I'll mention that I was also wondering the same thing as @benvanik. With the "start in-order, complete out-of-order" behavior of a queue, I was also wondering if it could behave as:

1. Submit A
2. A starts, checks wait semaphore and goes to sleep
3. Submit B
4. B starts, completes work and signals semaphore
5. A wakes up

I don't think it hurts to be explicit in section 6.6, since it does state "behavior is well-defined and applications can submit work via vkQueueSubmit which defines a timeline semaphore wait operation before submitting a corresponding semaphore signal operation.". I understand this sentence is caveated by rules stated in other sections, but it seems worthwhile to make it clear here that the above sentence is 'except for submissions within the same queue'.

[hooyuser]

I've also imagined things like

1. Submit A
2. A starts, checks wait semaphore and goes to sleep
3. Submit B
4. B starts, completes work and signals semaphore
5. A wakes up

could happen. Not relying upon the discussion here, it isn't really explicit for me to realize that wait-before-signal behavior succeeds between different queues or between host and queues, but fails within a single queue.

[artem-lunarg]

@benvanik I can't provide a quote from the specification that explicitly addresses the above single queue scenario, but I'll try to show the possibility of the deadlock by using the proof by contradiction.

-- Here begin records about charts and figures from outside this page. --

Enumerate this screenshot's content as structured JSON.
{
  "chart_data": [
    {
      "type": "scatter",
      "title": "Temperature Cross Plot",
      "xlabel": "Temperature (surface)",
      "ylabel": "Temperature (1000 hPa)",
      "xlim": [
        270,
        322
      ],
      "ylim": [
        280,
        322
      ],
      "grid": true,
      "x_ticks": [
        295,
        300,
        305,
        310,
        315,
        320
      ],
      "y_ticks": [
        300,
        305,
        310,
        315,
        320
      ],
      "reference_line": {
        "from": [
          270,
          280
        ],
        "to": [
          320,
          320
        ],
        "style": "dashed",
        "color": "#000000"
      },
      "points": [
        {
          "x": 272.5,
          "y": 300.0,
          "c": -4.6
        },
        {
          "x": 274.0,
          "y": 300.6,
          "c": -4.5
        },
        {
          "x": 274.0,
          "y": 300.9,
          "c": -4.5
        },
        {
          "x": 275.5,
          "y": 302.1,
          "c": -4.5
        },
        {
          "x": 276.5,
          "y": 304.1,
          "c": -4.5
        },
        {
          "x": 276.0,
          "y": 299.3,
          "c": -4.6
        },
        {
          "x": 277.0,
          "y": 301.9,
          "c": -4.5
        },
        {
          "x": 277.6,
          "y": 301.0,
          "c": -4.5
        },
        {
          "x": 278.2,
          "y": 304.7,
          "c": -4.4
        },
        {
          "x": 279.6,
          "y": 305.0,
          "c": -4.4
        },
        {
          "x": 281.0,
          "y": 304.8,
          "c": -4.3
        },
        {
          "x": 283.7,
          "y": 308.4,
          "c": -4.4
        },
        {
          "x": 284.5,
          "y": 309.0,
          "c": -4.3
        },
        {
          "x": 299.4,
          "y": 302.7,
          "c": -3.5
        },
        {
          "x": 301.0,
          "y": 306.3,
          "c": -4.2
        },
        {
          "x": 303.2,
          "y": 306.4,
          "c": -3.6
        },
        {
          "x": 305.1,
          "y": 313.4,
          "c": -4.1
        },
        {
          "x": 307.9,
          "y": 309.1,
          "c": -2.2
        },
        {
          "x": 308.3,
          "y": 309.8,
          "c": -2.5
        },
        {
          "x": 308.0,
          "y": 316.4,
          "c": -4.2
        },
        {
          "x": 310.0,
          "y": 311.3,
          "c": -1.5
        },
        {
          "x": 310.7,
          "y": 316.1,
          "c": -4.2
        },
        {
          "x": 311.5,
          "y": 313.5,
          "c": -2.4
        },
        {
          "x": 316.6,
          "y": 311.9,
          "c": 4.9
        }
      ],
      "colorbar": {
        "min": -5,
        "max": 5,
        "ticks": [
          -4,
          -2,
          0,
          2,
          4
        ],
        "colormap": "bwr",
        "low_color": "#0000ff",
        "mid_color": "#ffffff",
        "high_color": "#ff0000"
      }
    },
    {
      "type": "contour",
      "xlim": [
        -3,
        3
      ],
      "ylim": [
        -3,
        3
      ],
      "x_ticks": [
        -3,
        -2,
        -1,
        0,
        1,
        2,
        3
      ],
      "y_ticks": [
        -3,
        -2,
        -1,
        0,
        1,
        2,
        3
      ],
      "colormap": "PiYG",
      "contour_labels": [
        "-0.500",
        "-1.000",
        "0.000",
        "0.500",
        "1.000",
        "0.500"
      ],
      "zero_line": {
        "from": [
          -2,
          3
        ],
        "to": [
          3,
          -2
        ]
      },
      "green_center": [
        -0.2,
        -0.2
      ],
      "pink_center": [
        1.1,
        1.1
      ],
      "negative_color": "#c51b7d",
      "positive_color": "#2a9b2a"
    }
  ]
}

Lets assume that a signal after the wait on the same queue has a chance to happen. According to section 7.4.1, this signal defines a memory dependency and the first scope includes all previous commands:

Semaphore signal operations that are defined by vkQueueSubmit or vkQueueSubmit2 additionally include all commands that occur earlier in submission order.

It means that the first scope of the signal also includes the semaphore wait operation (it predates signal in the suggested scenario).

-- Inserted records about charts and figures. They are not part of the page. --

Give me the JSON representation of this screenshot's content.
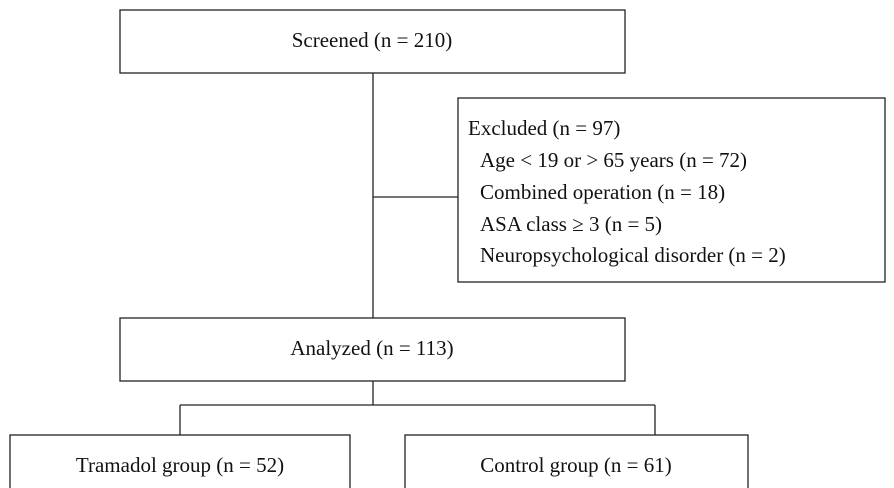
{
  "nodes": [
    {
      "label": "Screened (n = 210)"
    },
    {
      "label": "Excluded (n = 97)",
      "items": [
        "Age < 19 or > 65 years (n = 72)",
        "Combined operation (n = 18)",
        "ASA class ≥ 3 (n = 5)",
        "Neuropsychological disorder (n = 2)"
      ]
    },
    {
      "label": "Analyzed (n = 113)"
    },
    {
      "label": "Tramadol group (n = 52)"
    },
    {
      "label": "Control group (n = 61)"
    }
  ]
}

The second scope according to the specification:

The second synchronization scope includes only the semaphore signal operation.

Memory dependency is also an execution dependency and the latter guarantees that the first scope happens-before the second scope. In our case wait operation (the first scope) happens-before signal operation (the second scope) and that's a contradiction, because happens-before here means that wait actually finishes before signal. This proves that the original assumption is incorrect.

[artem-lunarg]

Another useful place is Section 3.2.1 Queue Operations, which is approximately the same idea as I wrote above:

Before a fence or semaphore is signaled, it is guaranteed that any previously submitted queue operations have completed execution, and that memory writes from those queue operations are available to future queue operations.

[nunyabidnezz]

Can vkQueueSubmit() block on the wait and not return?

From https://docs.vulkan.org/guide/latest/queues.html

How a VkQueue is mapped to the underlying hardware is implementation-defined. Some implementations will have multiple hardware queues and submitting work to multiple VkQueue​s will proceed independently and concurrently. Some implementations will do scheduling at a kernel driver level before submitting work to the hardware. There is no current way in Vulkan to expose the exact details how each VkQueue is mapped.

Does "Some implementations will do scheduling at a kernel driver level before submitting work to the hardware" mean that some implementations may stall?

In the above examples, single thread, if using multiple queues in a single thread to do the signal and wait on each separate queue. Would it be possible to assume that this would work globally? Or would it be required to place each queue operation on a separate thread?